Роза перевела дух. Слава Богу, не пошел к Журавлевой. Они просто поссорились: с кем не бывает. Шмуэль это все в сердцах сказал! Вовсе он не собирается возвращать эту бесстыжую актрису!
Роза стала отирать со щек слезы да собиралась уже окликнуть мужа… но тут увидела картину просто вопиющую!
Чуть поодаль от крыльца, на качелях возле кустов смородины, сидела женская фигурка в темном платье. Роза бы и не заметила ее в ночи, если бы не золотистые волосы, которые принадлежать могли только одной женщине. Это была Журавлева. Откуда она взялась там?! Будто нарочно кого поджидала!
С минуту Роза, вцепившись пальцами в оконную портьеру, будто это была спасительная соломинка, стояла, не в силах отвести взгляда от золотистых волос Журавлевой. Боялась дышать. Боялась подумать, что та станет делать. Молилась, чтобы Шмуэль не заметил мерзавку, чтобы хлопнул дверью снова да вернулся в дом. Она бы простила его непременно! Тотчас!
Душно и терпко пахли садовые травы, трещали сверчки. Мотылек взмахнул крыльями совсем рядом с лицом Розы и опустился на занавеску. И тогда-то мирную тишину ночи прорезал обманчиво-сладкий голос Журавлевой:
– Шмуэль? Это ты?
Муж обернулся. Охотно, не раздумывая, направился к ней.
Роза не слышала, о чем они говорили. Стояли интимно-близко, беседовали. Шмуэль придерживал рукою веревку качели рядом с ее головой. Когда Роза услышала мелодичный смех Журавлевой – глядеть на ее золотистые волосы стало совсем невмоготу. По щекам опять покатились горячие, выжигающие кожу слезы, а глаза заволокло пеленой.

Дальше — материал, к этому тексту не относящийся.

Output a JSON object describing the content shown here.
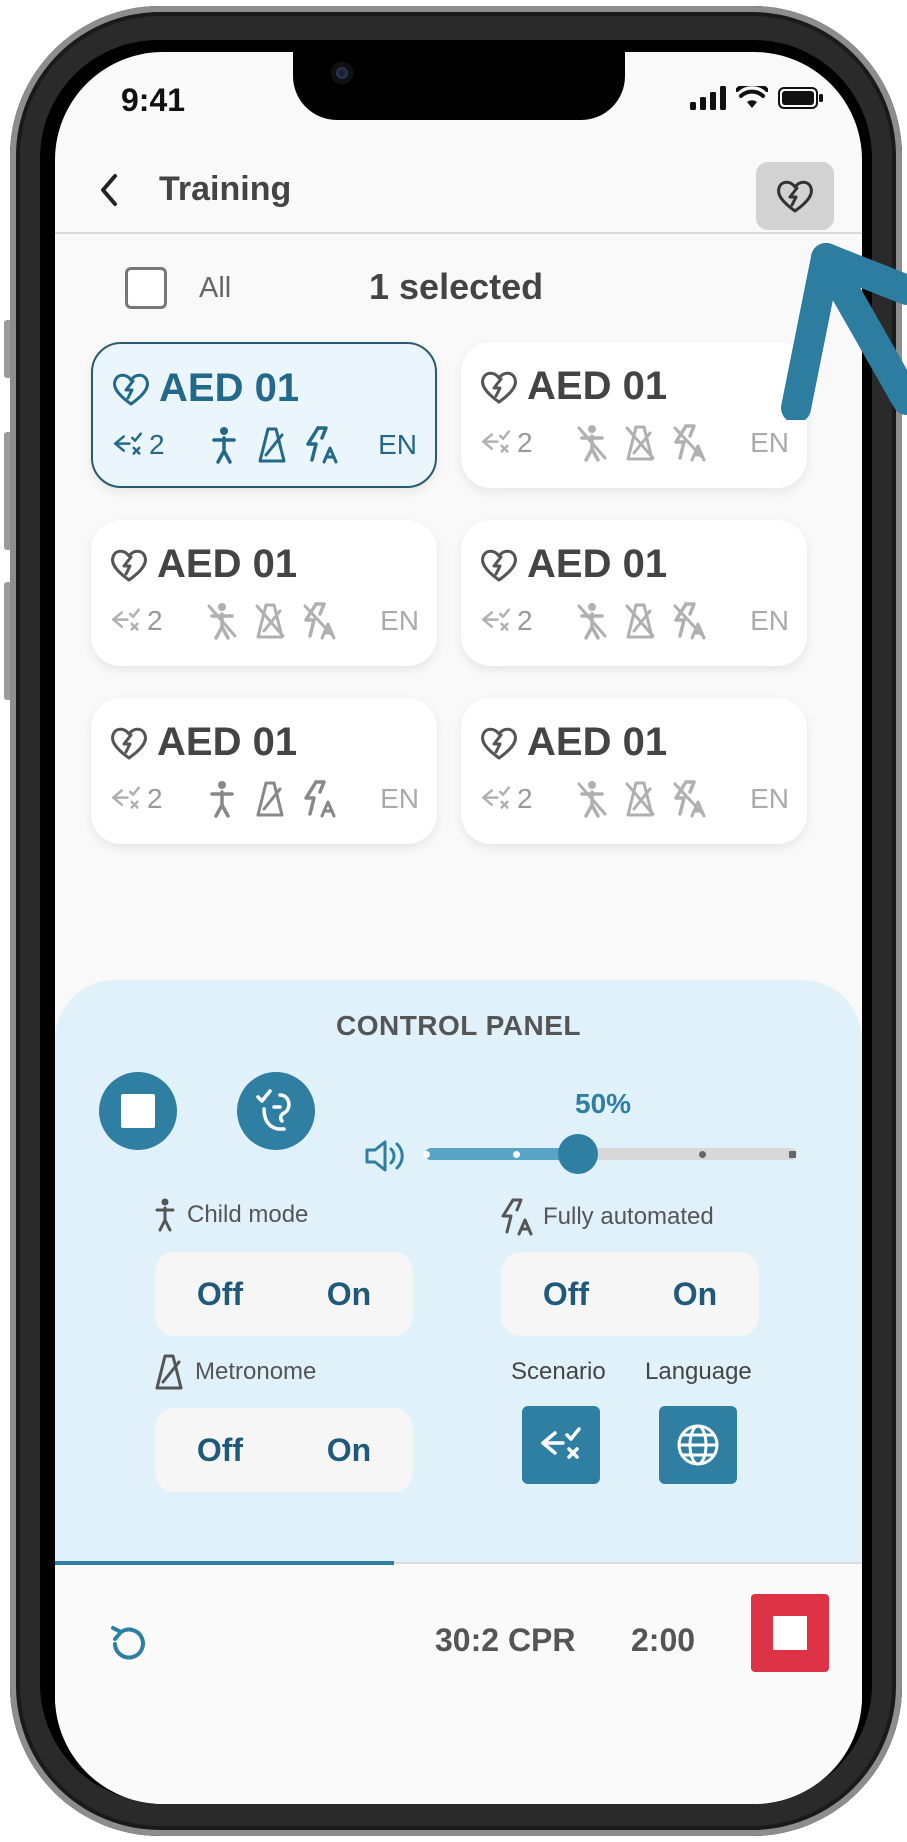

Роза отпрянула от окна. Прижалась спиною к стене и – зажмурилась, отгоняя слезы. Хватит! Роза не знала, что станет делать, но не сделать ничего она не могла. Вся она была будто наэлектризована, даже руки подрагивали, а мысли метались, не позволяя сосредоточиться. Оттолкнувшись от стены, она решительно бросилась наружу, в коридор, быстро взбежала по служебной лестнице на этаж, где располагались комнаты Журавлевой и Глебова.
Глебов спал – пьяный и совершенно ничтожный. Роза видела через приоткрытую дверь его босую стопу, свесившуюся с кровати. А спальня Журавлевой пустовала.
Роза не знала толком, зачем пришла. Дождаться Журавлеву и поговорить? Да нет, о чем им разговаривать?! Роза ни видеть, ни слышать ее не хотела! Она хотела лишь сделать мерзавке так же больно, как та уже сделала ей! В отчаянии, движимая порывами, Роза схватила с туалетного столика гребень актрисы и швырнула его в угол. Тут же схватила книжку, попыталась разорвать – да за этим занятием и застала ее Журавлева, явившаяся совершенно неслышно.
– Роза?! – изумилась она, но как будто даже не разозлилась. Она улыбалась. – Что, позвольте спросить, вы делаете, милочка?
– Я… я ждала вас, – нашлась Роза.
Нисколько ни смущаясь положила книжицу обратно и на ходу выдумала тему для разговора:
– Хотела спросить, это правда, что вы бросаете театр и едете с Глебовым в эту… Сербию, кажется?
– Правда, – легко отозвалась актриса. Подобрала книжку, попыталась разгладить смятые страницы и стала запросто рассуждать. – А отчего бы не поехать? Век актрисы короток. Мне уже двадцать три и, коли за шесть лет в театре так и не добилась значимых ролей, верно, и впредь не добьюсь. Представьте, девицы, что после меня пришли, уже давно главные роли разучивают… да что там, вам невдомек, до чего это обидно. А поеду с Глебовым – быть может, и женится. Там все попроще, я слышала…
– Так вы замуж хотите?! – с деланой усмешкой, зло произнесла Роза. – А Глебову, помнится, другое говорили!
– Да мало ли что я говорила! – рассмеялась та. Однако прикрыла за собою дверь, чтобы, видимо, будущий жених не услыхал. И поучительно, чуть свысока заговорила: – хотите чего-то добиться от мужчины, Роза, не вздумайте с ним спорить. Соглашайтесь и мягкою силой настаивайте на своем. Вы как дитя, ей-богу.
Насмешливый этот тон разозлил Розу и того больше:
– Нечего меня жизни учить! Я-то замужем давно, и мне врать для этого никому не приходилось!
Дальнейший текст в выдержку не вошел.